December 31 2016 08:42AM
Over the past few years, Nazem Kadri has been one of the best players in the NHL at drawing penalties. This was widely talked about among hockey's analytics community for a while, but last year the idea really seemed to break through, as it became a topic of conversation in far more mainstream sources, including TSN and Sportsnet's national broadcasts. It seemed like Kadri was finally getting credit for an under-rated skill that he was very good at.
But this year that ability has largely dried up. Many nights it's seemed like opposition players are able to get away with murder against Kadri without the Leafs being awarded a powerplay. So what's happened? And how steep has the drop-off been, really?
Nazem Kadri's penalty drawing ability has had significant value in previous seasons. One attempt to put a specific number on that value estimated that he provided the Leafs with 3.25 extra goals in 2014/15 just from his penalty drawing ability. That might not sound like much, but that's worth about one point in the standings, and that's just from penalty drawing alone; it doesn't take into account any other value he adds.
Kadri's ability in this regard has consistently ranked him at or near the top of the NHL. Here are the top 20 players in terms of penalties drawn per 60 minutes of 5v5 play between 2013-14 and 2015-16:
Not only did Kadri rank at the top of the league, but he was way ahead of most of the pack. Only five other players even drew penalties 80% as frequently as Nazem over those three seasons, and by the end of the Top 20, we're already at players drawing penalties about 2/3 as often.

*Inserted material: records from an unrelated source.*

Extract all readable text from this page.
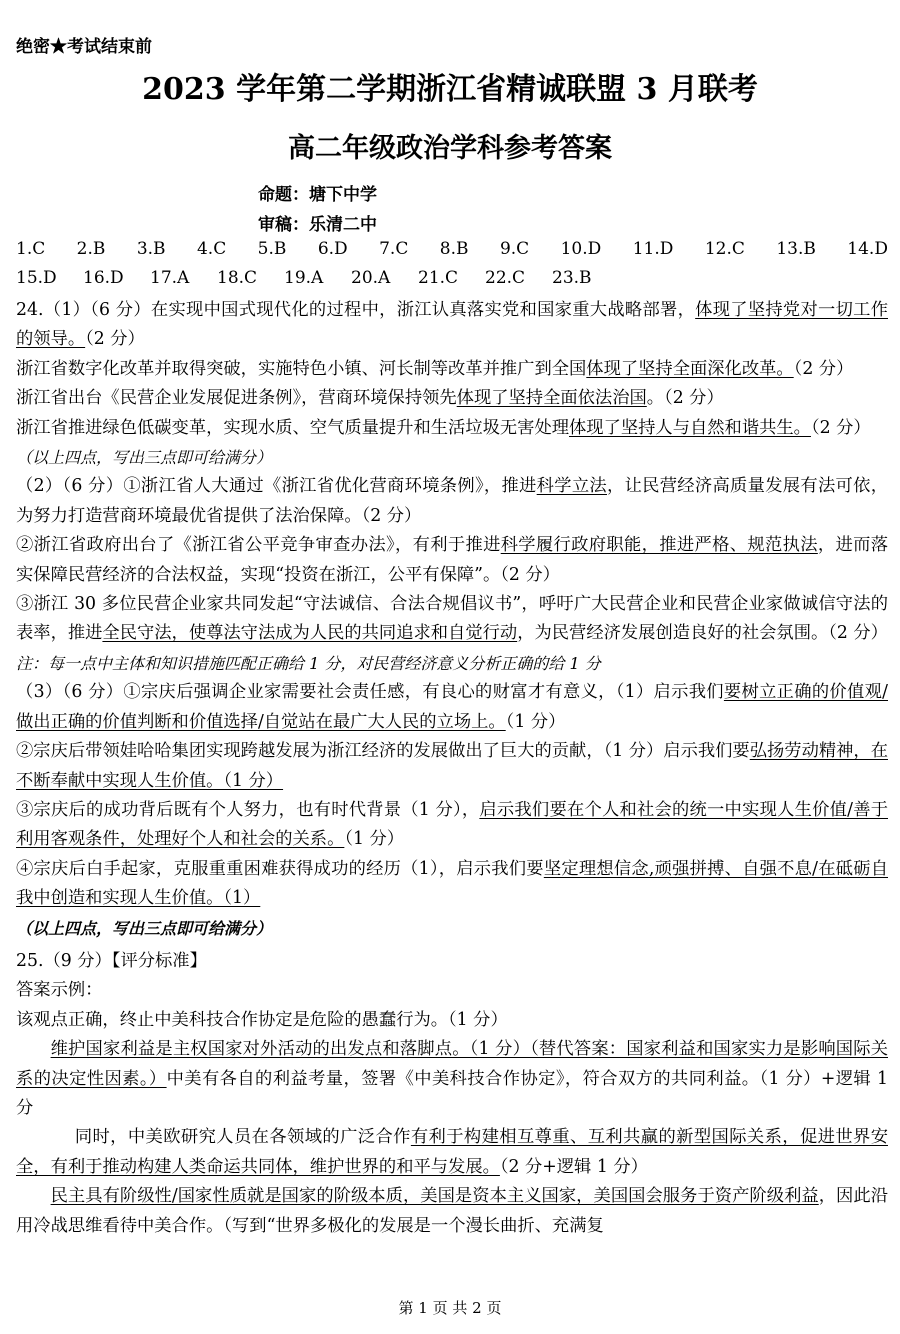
绝密★考试结束前
2023 学年第二学期浙江省精诚联盟 3 月联考
高二年级政治学科参考答案
命题：塘下中学
审稿：乐清二中
1.C 2.B 3.B 4.C 5.B 6.D 7.C 8.B 9.C 10.D 11.D 12.C 13.B 14.D
15.D	16.D	17.A	18.C	19.A	20.A	21.C	22.C	23.B

24.（1）（6 分）在实现中国式现代化的过程中，浙江认真落实党和国家重大战略部署，体现了坚持党对一切工作的领导。（2 分）

浙江省数字化改革并取得突破，实施特色小镇、河长制等改革并推广到全国体现了坚持全面深化改革。（2 分）

浙江省出台《民营企业发展促进条例》，营商环境保持领先体现了坚持全面依法治国。（2 分）

浙江省推进绿色低碳变革，实现水质、空气质量提升和生活垃圾无害处理体现了坚持人与自然和谐共生。（2 分）

（以上四点，写出三点即可给满分）

（2）（6 分）①浙江省人大通过《浙江省优化营商环境条例》，推进科学立法，让民营经济高质量发展有法可依，为努力打造营商环境最优省提供了法治保障。（2 分）

②浙江省政府出台了《浙江省公平竞争审查办法》，有利于推进科学履行政府职能，推进严格、规范执法，进而落实保障民营经济的合法权益，实现“投资在浙江，公平有保障”。（2 分）

③浙江 30 多位民营企业家共同发起“守法诚信、合法合规倡议书”，呼吁广大民营企业和民营企业家做诚信守法的表率，推进全民守法，使尊法守法成为人民的共同追求和自觉行动，为民营经济发展创造良好的社会氛围。（2 分）

注：每一点中主体和知识措施匹配正确给 1 分，对民营经济意义分析正确的给 1 分

（3）（6 分）①宗庆后强调企业家需要社会责任感，有良心的财富才有意义，（1）启示我们要树立正确的价值观/做出正确的价值判断和价值选择/自觉站在最广大人民的立场上。（1 分）

②宗庆后带领娃哈哈集团实现跨越发展为浙江经济的发展做出了巨大的贡献，（1 分）启示我们要弘扬劳动精神，在不断奉献中实现人生价值。（1 分）

③宗庆后的成功背后既有个人努力，也有时代背景（1 分），启示我们要在个人和社会的统一中实现人生价值/善于利用客观条件，处理好个人和社会的关系。（1 分）

④宗庆后白手起家，克服重重困难获得成功的经历（1），启示我们要坚定理想信念,顽强拼搏、自强不息/在砥砺自我中创造和实现人生价值。（1）

（以上四点，写出三点即可给满分）

25.（9 分）【评分标准】

答案示例：

该观点正确，终止中美科技合作协定是危险的愚蠢行为。（1 分）

维护国家利益是主权国家对外活动的出发点和落脚点。（1 分）（替代答案：国家利益和国家实力是影响国际关系的决定性因素。）中美有各自的利益考量，签署《中美科技合作协定》，符合双方的共同利益。（1 分）+逻辑 1 分

同时，中美欧研究人员在各领域的广泛合作有利于构建相互尊重、互利共赢的新型国际关系，促进世界安全，有利于推动构建人类命运共同体，维护世界的和平与发展。（2 分+逻辑 1 分）

民主具有阶级性/国家性质就是国家的阶级本质，美国是资本主义国家，美国国会服务于资产阶级利益，因此沿用冷战思维看待中美合作。（写到“世界多极化的发展是一个漫长曲折、充满复

第 1 页 共 2 页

But there's another important element, which is penalty taking. After all, if the goal is to find out which players are giving their team the biggest advantage, you have to take out their own penalties and see who has the best differential. So here are the top 20 players by penalty differential over the same time period:
So Kadri falls down the list a bit to 7th, but this list starts to make way more sense than the one we saw above. Most of the players near the top of the first list also take a ton of penalties, so guys like Tom Wilson and Zac Rinaldo completely fall off the list when you look at differential instead of just penalties drawn. And now we're seeing the kinds of guys we'd expect, as the list is largely comprised of speedy, shifty players who you'd think would be good at this kind of thing.
But something changed this season. Let's compare Kadri's numbers this season to the previous three:
There are a few things going on here. The first is that Kadri has taken significantly more penalties the past two seasons; his rate of penalties taken at 5v5 more than doubled between 2014-15 and 2015-16, and that higher rate has continued this season.
The second important thing here is that Kadri's rate of penalty drawing has fallen dramatically. In fact, it's fallen nearly in half from last season, and it's nearly 1/3 lower than the year before that.
Because of this, Kadri has gone from one of the top players in the league in terms of penalty differential to being a net negative. While he had the 7th best penalty differential rate from 2013-14 to 2015-16, this year he's way down in 328th of the 555 players with at least 200 minutes of ice time this season, well in the bottom half of the league. That's a massive drop.
So how did Nazem Kadri go from being one of the league's best penalty drawers to being a net negative in penalty differential in such a short span of time?
The simplest explanation would be that his reputation has caught up with him. Kadri's been known as an embellisher for a while, and other teams have likely complained about it. And the league has called him on it as well. Last season he was cited by the NHL for diving on three occasions, and paid fines totalling $5,000.
It's even possible that all the attention paid to Kadri's penalty drawing has become a problem. Once it started to become more widely known that Kadri was drawing penalties at such an incredibly high rate, other teams may have been more likely to complain, and the NHL may have taken more notice as well.
Perhaps it's inevitable that for a player like Kadri, their reputation is eventually going to start causing problems. If that's true, we should see the same thing happen to the previous king of penalty drawing - Dustin Brown. Brown's penalty drawing ability has been widely remarked upon - see for example this article by Eric Tulsky. So we might expect to see Brown's penalty arc to mirror Kadri's, since it's far from a secret that Brown also embellishes. What does his career look like?
This doesn't really look like Kadri's arc. What it looks more like is a standard player aging curve: peak around ages 23-25, with a slow drop-off throughout the late 20s, followed by a sharp decline in the 30s. Aside from the lockout-shortened 2012-13 season, Dustin Brown remained one of the league's best penalty drawers for close to a decade. His penalty differential only really falls off as his level of play declines in general. It's also worth noting that Brown never sees the huge spike in penalties taken that Kadri has. While Brown's rate of penalty drawing has slowly fallen off, his rate of taking penalties has been remarkably consistent, even falling a bit over time.
Kadri, by contrast, is only 26. He's in the prime of his career, and is on-pace for a career high in goals and to match his previous best in points. He remains a positive player in terms of Corsi Rel despite being given much more difficult minutes this season. Kadri's still a valuable player who's other skills show no evidence of decline. It's just his penalty differential that's getting worse. It's clear that on some level the league has caught up with him, and he just isn't getting the calls he used to get. But penalty drawing is a repeatable skill, so there's no reason to believe Kadri's decline this year was inevitable.